Objective: To define whether skin prick test (SPT) responses to opiates in opiate-sensitive individuals are different to those seen in the normal population and to describe the clinical characteristics of this group of subjects.

Methods: The SPT responses of eight opiate-sensitive subjects to morphine 10 mg/mL, pethidine (meperidine) 50 mg/mL and papaveretum 15.4 mg/mL at four different concentrations (undiluted, 1/10, 1/50 and 1/100) were compared with the responses of 100 (32 atopic) non-opiate-sensitive control subjects. Four of the opiate-sensitive subjects had a clinical history of asthma, rhinitis or urticaria on occupational exposure to morphine. One subject developed urticaria with codeine, one developed urticaria and asthma with morphine and diamorphine and two subjects reacted to intravenous papaveretum with anaphylaxis or urticaria. Five out of the eight cases had opiate sensitivity confirmed by single-blind placebo-controlled oral challenge.

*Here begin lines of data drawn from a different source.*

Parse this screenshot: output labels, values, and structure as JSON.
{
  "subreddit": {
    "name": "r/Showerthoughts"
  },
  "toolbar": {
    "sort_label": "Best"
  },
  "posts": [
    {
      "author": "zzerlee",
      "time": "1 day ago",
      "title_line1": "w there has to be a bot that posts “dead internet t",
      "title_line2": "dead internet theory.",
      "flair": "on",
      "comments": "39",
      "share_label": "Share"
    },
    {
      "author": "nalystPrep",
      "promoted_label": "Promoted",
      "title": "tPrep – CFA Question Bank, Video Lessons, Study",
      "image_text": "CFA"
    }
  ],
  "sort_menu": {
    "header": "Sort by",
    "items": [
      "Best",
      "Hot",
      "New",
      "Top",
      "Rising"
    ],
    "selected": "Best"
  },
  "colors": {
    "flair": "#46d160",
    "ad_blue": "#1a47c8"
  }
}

Results: Skin prick tests to all three opiates were not significantly different when the eight opiate-sensitive subjects were compared with either the entire normal control group or the subgroup of 47 definite opiate-tolerant controls that had previously received opiates for clinical indications. Furthermore, there were no significant differences in size of opiate SPT responses between atopic and non-atopic control subjects. In the control subjects, there was a positive correlation in SPT weal size between the three opiates.

Conclusion: Skin prick testing is not useful in the diagnosis of opiate sensitivity and placebo-controlled challenge should be considered.


Additionally, the presence of purely subjective symptoms would reassure us that an outpatient graded challenge is appropriate. We would obtain a baseline spirometry with re-assessment should he develop shortness of breath. If rhinolaryngoscopy is available, that may also be of value should the patient develop the same tight throat symptom.